Habrá quien diga que los extraterrestres podrían revelarnos los secretos del Universo y que por eso es conveniente que nos pongamos en contacto con ellos a la mayor brevedad. Todavía no somos capaces de explicar los misterios que nos rodean, y estoy pensando en los calcetines sin pareja que llenan nuestros cajones y adornan los tendederos del mundo y en el éxito en los negocios y en la política que invariablemente tienen todos los hombres sin estudios, y sin embargo pretendemos conocer las verdades fundamentales de la Creación y el porqué último de todas las cosas: eso es empezar la casa por el tejado, comprar el collar sin haber robado el perro o abonar la consumición antes de que ésta nos sea servida y podamos comprobar si el licor está aguado o procede de un cien veces relleno garrafón.

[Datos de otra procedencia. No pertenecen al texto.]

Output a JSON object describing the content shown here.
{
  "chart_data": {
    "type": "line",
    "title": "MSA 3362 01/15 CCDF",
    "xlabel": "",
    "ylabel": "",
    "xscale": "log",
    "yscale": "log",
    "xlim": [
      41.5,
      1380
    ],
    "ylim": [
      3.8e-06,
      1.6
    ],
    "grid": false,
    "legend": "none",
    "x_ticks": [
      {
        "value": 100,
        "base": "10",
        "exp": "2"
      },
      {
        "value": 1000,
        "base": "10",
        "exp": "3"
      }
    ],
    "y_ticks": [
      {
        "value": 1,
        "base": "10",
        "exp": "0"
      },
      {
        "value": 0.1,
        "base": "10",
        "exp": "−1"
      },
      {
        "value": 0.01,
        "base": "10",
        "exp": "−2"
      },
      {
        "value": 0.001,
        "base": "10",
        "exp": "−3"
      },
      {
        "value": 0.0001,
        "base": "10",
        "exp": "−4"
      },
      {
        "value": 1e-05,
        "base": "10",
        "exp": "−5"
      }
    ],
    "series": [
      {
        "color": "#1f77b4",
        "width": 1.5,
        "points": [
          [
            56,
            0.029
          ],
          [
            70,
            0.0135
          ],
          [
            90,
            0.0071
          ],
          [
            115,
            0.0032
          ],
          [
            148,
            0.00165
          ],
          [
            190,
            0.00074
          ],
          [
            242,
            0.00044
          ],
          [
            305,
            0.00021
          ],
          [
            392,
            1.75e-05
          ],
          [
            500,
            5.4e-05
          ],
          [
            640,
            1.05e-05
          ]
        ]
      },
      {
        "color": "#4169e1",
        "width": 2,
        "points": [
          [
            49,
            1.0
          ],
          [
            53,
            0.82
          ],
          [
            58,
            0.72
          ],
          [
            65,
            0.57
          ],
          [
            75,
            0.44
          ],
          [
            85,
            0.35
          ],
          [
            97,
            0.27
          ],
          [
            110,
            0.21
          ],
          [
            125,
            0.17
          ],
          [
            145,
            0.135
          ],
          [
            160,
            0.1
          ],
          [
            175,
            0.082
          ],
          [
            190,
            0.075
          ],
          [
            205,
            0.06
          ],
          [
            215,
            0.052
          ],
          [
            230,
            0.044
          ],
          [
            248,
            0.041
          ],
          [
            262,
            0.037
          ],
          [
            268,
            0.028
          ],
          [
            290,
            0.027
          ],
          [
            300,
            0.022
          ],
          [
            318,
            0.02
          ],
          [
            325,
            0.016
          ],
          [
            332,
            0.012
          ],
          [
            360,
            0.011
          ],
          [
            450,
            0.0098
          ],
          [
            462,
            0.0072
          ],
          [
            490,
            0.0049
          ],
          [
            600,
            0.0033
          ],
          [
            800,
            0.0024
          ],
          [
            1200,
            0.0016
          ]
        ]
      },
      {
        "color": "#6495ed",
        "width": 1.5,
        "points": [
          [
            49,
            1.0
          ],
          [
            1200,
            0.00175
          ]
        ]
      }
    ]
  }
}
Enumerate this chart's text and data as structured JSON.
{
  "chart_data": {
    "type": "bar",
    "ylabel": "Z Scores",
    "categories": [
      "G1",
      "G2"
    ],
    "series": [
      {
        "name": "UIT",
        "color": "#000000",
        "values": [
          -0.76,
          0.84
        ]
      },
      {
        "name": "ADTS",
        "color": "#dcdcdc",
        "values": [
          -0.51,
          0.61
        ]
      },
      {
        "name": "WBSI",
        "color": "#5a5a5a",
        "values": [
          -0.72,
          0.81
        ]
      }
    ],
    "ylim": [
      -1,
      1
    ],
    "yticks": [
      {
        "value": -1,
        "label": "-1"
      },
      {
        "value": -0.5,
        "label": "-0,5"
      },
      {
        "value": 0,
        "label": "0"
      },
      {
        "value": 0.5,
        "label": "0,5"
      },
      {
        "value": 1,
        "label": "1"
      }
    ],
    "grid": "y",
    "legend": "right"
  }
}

Cuando uno trata de desentrañar un misterio, se arriesga a salirse con la suya y a que el resultado de sus pesquisas no le satisfaga y le suma en la decepción o, lo que es peor, en la depresión o en un océano de pánico y zozobra. Creo que la duda es mucho más poética y confortable que la certeza: es mejor no saber qué es lo que nos depara el enigmático futuro y qué es lo que hay más allá de la Luna en el caso de que finalmente haya algo. No me apetece encontrarme con una raza superior de alienígenas que pretenda utilizarme como juguete sexual o servirse de mí como alimento, con una civilización inferior a cuyos miembros nos veamos obligados a enseñar penosamente a leer y escribir para poder comunicarnos con ellos o con una especie más o menos tan fuerte o inteligente como la nuestra con la que tengamos que competir por la supremacía universal o guerrear por el control de los menguantes recursos naturales de la Tierra y de su remoto y aún desconocido planeta hasta que éste o aquélla terminen destruidos y convertidos en yermos páramos infértiles y ellos o nosotros acabemos extinguidos como individuos y por lo tanto y si la lógica no me falla como estirpe y con mala suerte nuestros hijos y con buena suerte los suyos no lleguen a nacer y por esa razón no estén en condiciones de ver la luz del Sol que tal vez ya no se eleve sobre el horizonte en el amanecer del hoy no tan lejano día de mañana.